So i’m a homeless sixteen year-old runaway that had just escaped from Hidden Lake Academy and was now spare changing with my homegirl, Flower, on the streets of Providence Rhode Island when I looked up from my Indian-print blanket, which I was sitting on while burning incense and holding up signs like “need money for beer pot and hookers” and saw this dude named Mike.  He went to Brown University and I had met him on my first day homeless, about two months ago.

Hey.

I looked up.

Where you been?  He asked me…

Well, lotta places.  Some abandoned attic.  I took the Greyhound to Birmingham Alabama for a bit… uhhh… I been holding Dreadie John’s dope while he goes around and sells it cause he’s got some warrants, seven of them actually, out for his arrest…. uhhh I slept in the park, and some dude’s house named Sammer.  Some weird commune—

I coulda kept going, but I saw this girl.

Next to Mike was a well-dressed pretty blonde girl with fair skin and blue eyes.  She was wearing tight fitted jeans and a plain sweater.  Dressed exactly how you would expect a smart, ivy-league girl to dress.   
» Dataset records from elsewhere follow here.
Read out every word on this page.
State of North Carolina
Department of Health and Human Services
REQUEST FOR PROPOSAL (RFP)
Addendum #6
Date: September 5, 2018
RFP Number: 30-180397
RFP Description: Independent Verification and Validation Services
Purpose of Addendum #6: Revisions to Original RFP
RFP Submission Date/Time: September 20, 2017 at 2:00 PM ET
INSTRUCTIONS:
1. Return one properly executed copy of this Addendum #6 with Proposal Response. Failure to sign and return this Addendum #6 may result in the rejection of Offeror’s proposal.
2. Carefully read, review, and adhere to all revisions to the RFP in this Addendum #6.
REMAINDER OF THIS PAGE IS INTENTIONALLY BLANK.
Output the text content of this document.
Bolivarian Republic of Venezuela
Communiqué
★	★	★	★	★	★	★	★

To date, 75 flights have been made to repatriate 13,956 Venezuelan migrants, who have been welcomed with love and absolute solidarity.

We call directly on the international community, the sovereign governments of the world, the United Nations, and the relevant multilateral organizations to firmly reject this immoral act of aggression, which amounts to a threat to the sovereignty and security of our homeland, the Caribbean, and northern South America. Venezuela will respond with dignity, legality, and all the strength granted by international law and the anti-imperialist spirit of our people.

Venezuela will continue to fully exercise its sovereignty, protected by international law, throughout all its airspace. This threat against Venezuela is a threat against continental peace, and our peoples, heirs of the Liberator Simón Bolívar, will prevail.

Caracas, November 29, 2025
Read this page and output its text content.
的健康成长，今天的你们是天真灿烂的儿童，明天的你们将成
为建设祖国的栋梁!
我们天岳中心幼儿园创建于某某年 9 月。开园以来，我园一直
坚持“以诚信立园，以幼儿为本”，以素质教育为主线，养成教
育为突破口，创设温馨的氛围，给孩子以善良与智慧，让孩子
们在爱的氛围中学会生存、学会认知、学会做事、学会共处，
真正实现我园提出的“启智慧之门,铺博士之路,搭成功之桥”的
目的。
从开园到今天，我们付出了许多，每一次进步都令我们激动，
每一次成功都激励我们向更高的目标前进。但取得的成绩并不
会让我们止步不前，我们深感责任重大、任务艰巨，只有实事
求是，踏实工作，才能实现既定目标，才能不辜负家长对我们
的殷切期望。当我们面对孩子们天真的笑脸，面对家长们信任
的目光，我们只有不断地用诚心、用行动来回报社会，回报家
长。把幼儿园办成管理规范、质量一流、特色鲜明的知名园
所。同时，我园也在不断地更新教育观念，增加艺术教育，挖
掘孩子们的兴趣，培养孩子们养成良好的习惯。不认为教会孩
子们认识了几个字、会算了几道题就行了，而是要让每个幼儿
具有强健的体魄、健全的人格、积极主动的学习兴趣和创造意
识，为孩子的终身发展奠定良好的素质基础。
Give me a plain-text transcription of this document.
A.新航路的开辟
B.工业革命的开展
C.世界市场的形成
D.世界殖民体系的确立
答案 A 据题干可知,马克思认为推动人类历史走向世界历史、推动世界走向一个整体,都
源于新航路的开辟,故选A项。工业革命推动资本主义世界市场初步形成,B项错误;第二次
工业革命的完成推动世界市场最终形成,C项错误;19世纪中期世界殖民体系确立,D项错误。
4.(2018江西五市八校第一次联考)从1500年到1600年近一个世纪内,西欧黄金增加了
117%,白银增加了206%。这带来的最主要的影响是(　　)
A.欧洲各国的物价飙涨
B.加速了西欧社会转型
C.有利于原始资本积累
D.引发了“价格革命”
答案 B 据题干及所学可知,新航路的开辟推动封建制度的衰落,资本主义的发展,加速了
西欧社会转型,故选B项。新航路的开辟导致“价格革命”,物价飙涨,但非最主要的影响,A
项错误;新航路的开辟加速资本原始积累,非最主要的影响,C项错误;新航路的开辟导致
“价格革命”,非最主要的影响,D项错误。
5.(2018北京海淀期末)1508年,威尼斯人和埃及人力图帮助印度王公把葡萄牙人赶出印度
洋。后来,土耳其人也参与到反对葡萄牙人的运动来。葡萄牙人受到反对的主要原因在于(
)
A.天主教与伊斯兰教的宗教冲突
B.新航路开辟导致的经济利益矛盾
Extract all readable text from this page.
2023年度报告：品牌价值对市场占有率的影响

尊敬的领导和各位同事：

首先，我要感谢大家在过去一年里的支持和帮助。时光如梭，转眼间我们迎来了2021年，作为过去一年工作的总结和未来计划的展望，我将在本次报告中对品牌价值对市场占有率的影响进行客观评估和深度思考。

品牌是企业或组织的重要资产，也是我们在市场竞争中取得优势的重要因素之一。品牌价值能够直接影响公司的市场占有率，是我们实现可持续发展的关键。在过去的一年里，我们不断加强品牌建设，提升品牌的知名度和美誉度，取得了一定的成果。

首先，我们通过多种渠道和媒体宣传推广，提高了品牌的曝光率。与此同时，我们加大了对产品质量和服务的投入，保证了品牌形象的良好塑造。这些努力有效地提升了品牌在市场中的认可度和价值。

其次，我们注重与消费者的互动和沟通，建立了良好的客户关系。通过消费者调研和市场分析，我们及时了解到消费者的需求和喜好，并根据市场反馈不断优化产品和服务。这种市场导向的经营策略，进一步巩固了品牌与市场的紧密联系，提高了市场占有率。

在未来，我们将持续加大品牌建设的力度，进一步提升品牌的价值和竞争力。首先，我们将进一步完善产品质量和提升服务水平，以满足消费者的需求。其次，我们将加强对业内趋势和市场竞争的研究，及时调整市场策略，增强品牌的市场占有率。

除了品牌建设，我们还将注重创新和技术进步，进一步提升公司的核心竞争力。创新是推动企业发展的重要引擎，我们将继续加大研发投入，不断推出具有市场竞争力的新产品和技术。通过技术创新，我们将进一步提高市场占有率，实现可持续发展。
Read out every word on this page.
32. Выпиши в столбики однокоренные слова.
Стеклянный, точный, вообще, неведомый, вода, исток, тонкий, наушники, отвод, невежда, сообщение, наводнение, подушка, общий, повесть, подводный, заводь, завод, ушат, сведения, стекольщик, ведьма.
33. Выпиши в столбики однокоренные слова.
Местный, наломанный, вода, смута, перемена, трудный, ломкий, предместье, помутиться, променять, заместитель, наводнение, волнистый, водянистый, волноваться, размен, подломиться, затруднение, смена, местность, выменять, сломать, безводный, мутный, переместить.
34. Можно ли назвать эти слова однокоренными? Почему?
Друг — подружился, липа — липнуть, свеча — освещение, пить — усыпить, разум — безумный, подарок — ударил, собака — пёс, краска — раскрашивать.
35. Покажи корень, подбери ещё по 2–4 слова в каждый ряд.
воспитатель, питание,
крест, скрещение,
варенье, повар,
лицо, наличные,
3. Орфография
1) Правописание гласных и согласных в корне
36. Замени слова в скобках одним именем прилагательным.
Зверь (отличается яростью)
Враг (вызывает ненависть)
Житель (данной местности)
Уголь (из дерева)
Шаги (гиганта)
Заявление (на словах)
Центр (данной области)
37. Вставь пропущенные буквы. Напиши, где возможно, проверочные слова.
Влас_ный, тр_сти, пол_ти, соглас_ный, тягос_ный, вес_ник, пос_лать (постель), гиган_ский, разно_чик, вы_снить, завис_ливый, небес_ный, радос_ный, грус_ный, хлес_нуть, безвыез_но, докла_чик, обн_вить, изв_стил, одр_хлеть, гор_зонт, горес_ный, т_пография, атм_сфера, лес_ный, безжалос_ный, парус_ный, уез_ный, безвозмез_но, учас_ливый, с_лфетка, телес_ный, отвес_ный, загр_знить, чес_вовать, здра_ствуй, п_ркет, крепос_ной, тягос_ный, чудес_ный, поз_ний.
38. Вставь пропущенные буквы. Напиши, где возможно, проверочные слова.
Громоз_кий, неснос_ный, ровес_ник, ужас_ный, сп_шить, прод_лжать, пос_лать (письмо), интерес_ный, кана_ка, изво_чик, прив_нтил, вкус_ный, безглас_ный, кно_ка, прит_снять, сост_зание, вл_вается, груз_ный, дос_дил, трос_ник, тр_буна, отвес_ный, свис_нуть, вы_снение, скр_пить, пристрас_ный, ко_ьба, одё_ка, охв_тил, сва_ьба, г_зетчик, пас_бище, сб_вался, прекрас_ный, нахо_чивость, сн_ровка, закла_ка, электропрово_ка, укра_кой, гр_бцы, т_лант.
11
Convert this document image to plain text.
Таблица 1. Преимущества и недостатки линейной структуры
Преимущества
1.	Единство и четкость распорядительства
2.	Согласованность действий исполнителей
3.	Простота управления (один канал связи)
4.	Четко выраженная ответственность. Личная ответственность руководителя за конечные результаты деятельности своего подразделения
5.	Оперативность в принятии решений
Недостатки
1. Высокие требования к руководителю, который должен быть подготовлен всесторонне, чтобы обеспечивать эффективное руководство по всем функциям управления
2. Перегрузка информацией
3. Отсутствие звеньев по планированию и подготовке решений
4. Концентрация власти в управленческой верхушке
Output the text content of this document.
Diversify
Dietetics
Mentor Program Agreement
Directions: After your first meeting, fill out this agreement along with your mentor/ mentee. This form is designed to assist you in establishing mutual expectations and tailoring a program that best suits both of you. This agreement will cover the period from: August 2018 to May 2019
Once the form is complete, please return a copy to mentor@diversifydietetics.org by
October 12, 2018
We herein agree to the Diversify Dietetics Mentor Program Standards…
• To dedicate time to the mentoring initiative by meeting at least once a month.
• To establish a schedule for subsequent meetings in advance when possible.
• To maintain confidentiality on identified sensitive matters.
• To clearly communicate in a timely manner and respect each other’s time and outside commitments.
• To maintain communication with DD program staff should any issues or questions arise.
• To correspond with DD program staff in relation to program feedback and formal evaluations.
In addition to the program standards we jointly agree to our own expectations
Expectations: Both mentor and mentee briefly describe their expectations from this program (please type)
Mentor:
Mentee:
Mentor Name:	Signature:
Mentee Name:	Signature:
This is my friend Lucy, said College Mike.  Oh yeah, I called him College Mike.  Cause there was Car Mike too.  Everybody had a street name.

She smiled at me.

They were looking for painkillers.   I had no idea where to buy painkillers, but I was up for the challenge and asked Lucy to join me.  I told College Mike to watch my blanket and brought Lucy with me up the street, stopping at every corner.  She giggled, full of adrenaline doing something she had obviously never done before.  She told me she was a nineteen year-old English major in her junior year.

How old are you?  She asked.

I thought to myself…hmmm… how old am I?  Sixteen was definitely too young for her, and I didn’t want to blow it.  I lied and said I was eighteen.  Eighteen sounded about right.

I’m eighteen.

We found a dealer who said he had an 80mg pill of oxycotton for forty bucks.  Neither of us had ever taken oxycotton before and wondered if he was ripping us off with that price.  He opened the palm of his hand and showed us some pill, it could have been any pill.   Lucy and I stared at his hand, not sure what oxycotton was supposed to look like.  Was this worth forty bucks?

I’ll buy it for us, Lucy said.

It was an uncomfortable exchange of money.

Wait—

How do we take it?

Swallow it?

Crush it up and snort it, he told us.

We pretended it was kicking in, and I asked what she was up to for the rest of the night.  She seemed interested, like she was intrigued with me, so I offered to bring her to one my favorite spots under this statue at Prospect Park that overlooked the city.

I thought I knew where the park was, but I didn’t and instead got us lost in some neighborhood.  We hung all over each other, like two lovers on a first date, laughing at my lack of direction.

Wait—I thought this was… you know, you’re home!  She was full of homeless jokes.

When we arrived at the park we stepped through the soft grove-like grass and gazed at the incredible view of the city-scape.

Windows illuminated the buildings as I thought of the hardworking folk still at their job, working overtime.  I imagined them away from their family, trying to make an extra buck to buy things they probably did not even need.

What a different life that would be…

We hopped over the steel fence that protected that statue I was tellin you about and lied hidden between these stone arches that stood erect around the statue.  Out of sight from everyone.  A clear shot of the state capitol stood out proudly under the Statue of Roger Williams, the creator of the colony of Rhode Island.

We kissed and talked and shivered and smoked all night.   I awoke at five in the morning in the same spot.  I woke Lucy up.  There was a glimmer in her eyes as she remembered where she was.

We should find somewhere a bit more comfortable to sleep, come with me, she told me.

Over the fence, across the park, down the street, through the neighborhood, onto the main green of Brown University and finally arriving at the front door of her dorm.

And that’s how I went from being homeless to being an Ivy-league student overnight.  But the glamour didn’t last too long.